There Will Be a Scientific Theory of Deep Learning

Overall reactions to the paper

  • Many find the survey engaging, comprehensive, and particularly value the open-problems section.
  • Others see the title as overconfident “flag planting,” but still consider the work useful as a synthesis and standardization of ideas.
  • Several note a gap between active theory research and public perception that “it’s all just a black box.”

History: why deep learning took off when it did

  • Key inflection points cited: AlexNet (2012) for vision, then attention and transformers for language.
  • Crucial enabling factors: GPUs, much larger curated datasets (e.g., ImageNet), and better software frameworks that made complex models practical.
  • Some argue transformers “could have existed earlier,” but most replies stress results at small scale would have been underwhelming or infeasible to train.

Architecture vs scale and data

  • Strong debate:
    • One camp emphasizes “bagillions of parameters” and data as the main driver (the “bitter lesson”).
    • Another stresses architectural inductive biases and optimizer interactions; not all scalable architectures work, and many design choices are the difference between success and failure.
  • Neural nets are compared to “learned kernels” with powerful compositionality; nonparametric and kernel methods hit limits at modern data scales.

Relation to brains, evolution, and biology

  • Some argue deep learning is quite unlike brains; others see evolution as an end‑to‑end optimization process that pretrains brain structure.
  • There is discussion of local vs global learning rules (predictive coding vs backprop), and whether the brain approximates gradient descent.

Can there be a real “theory of deep learning”?

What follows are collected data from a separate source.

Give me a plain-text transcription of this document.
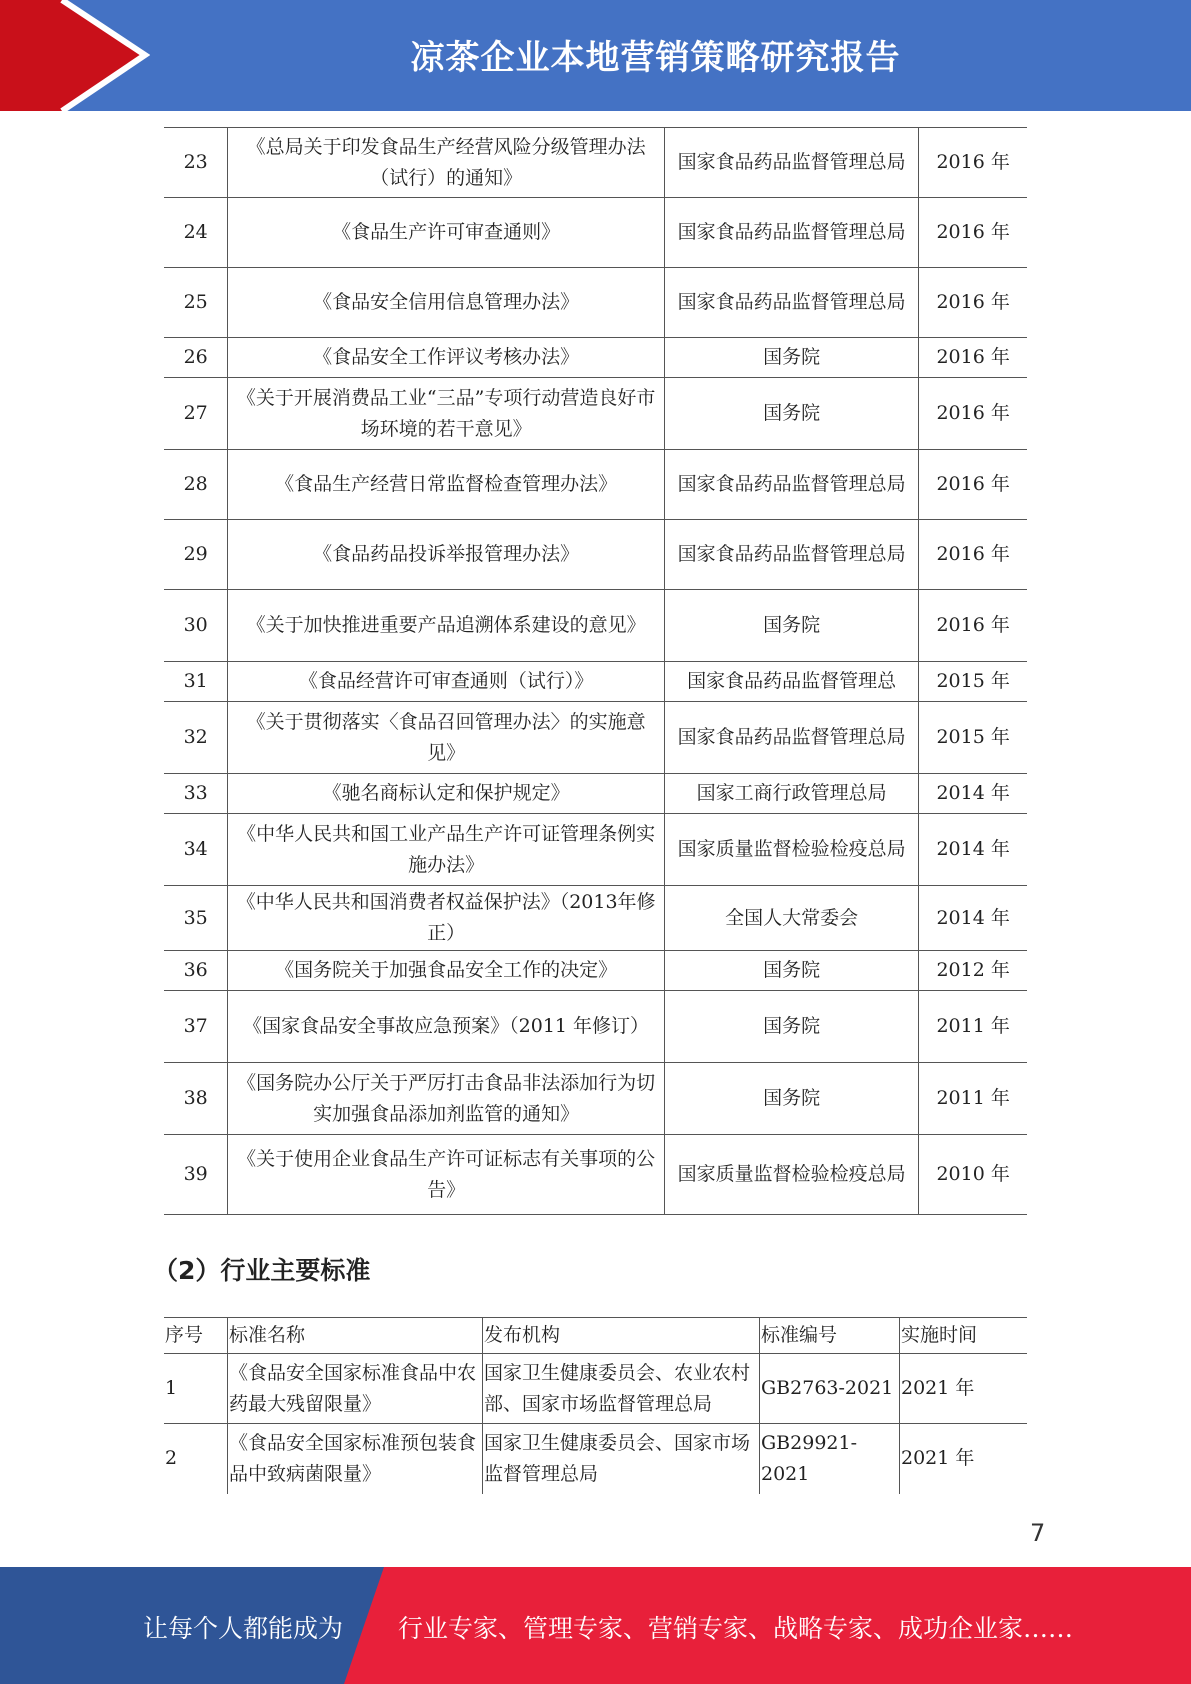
凉茶企业本地营销策略研究报告
23	《总局关于印发食品生产经营风险分级管理办法（试行）的通知》	国家食品药品监督管理总局	2016 年
24	《食品生产许可审查通则》	国家食品药品监督管理总局	2016 年
25	《食品安全信用信息管理办法》	国家食品药品监督管理总局	2016 年
26	《食品安全工作评议考核办法》	国务院	2016 年
27	《关于开展消费品工业“三品”专项行动营造良好市场环境的若干意见》	国务院	2016 年
28	《食品生产经营日常监督检查管理办法》	国家食品药品监督管理总局	2016 年
29	《食品药品投诉举报管理办法》	国家食品药品监督管理总局	2016 年
30	《关于加快推进重要产品追溯体系建设的意见》	国务院	2016 年
31	《食品经营许可审查通则（试行）》	国家食品药品监督管理总	2015 年
32	《关于贯彻落实〈食品召回管理办法〉的实施意见》	国家食品药品监督管理总局	2015 年
33	《驰名商标认定和保护规定》	国家工商行政管理总局	2014 年
34	《中华人民共和国工业产品生产许可证管理条例实施办法》	国家质量监督检验检疫总局	2014 年
35	《中华人民共和国消费者权益保护法》（2013年修正）	全国人大常委会	2014 年
36	《国务院关于加强食品安全工作的决定》	国务院	2012 年
37	《国家食品安全事故应急预案》（2011 年修订）	国务院	2011 年
38	《国务院办公厅关于严厉打击食品非法添加行为切实加强食品添加剂监管的通知》	国务院	2011 年
39	《关于使用企业食品生产许可证标志有关事项的公告》	国家质量监督检验检疫总局	2010 年
（2）行业主要标准
序号	标准名称	发布机构	标准编号	实施时间
1	《食品安全国家标准食品中农药最大残留限量》	国家卫生健康委员会、农业农村部、国家市场监督管理总局	GB2763-2021	2021 年
2	《食品安全国家标准预包装食品中致病菌限量》	国家卫生健康委员会、国家市场监督管理总局	GB29921-2021	2021 年
7
让每个人都能成为 行业专家、管理专家、营销专家、战略专家、成功企业家……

  • Optimists draw analogies to statistical mechanics, information geometry, and information‑theoretic views (implicit regularization, compression, scaling laws).
  • Skeptics doubt we’ll get physics‑like theories because behavior depends massively on messy data and huge models; they question whether concentration‑of‑measure style simplifications apply.
  • Some raise computability concerns (Rice’s theorem, Turing completeness), but others argue typical feed‑forward nets are not Turing complete, so classical impossibility results may not apply.

Interpretability, hallucination, and failure prediction

  • Several emphasize that theory matters most for predicting failure modes, confidence, and hallucination.
  • OOD detection is seen as conceptually shaky; alternative approaches based on model misspecification are being explored but are currently expensive and niche.

Models vs other ML approaches

  • Neural nets dominate unstructured data (images, audio, text), where their inductive biases match data structure.
  • Tree-based methods (often with boosting) remain superior on tabular data due to more suitable inductive biases there.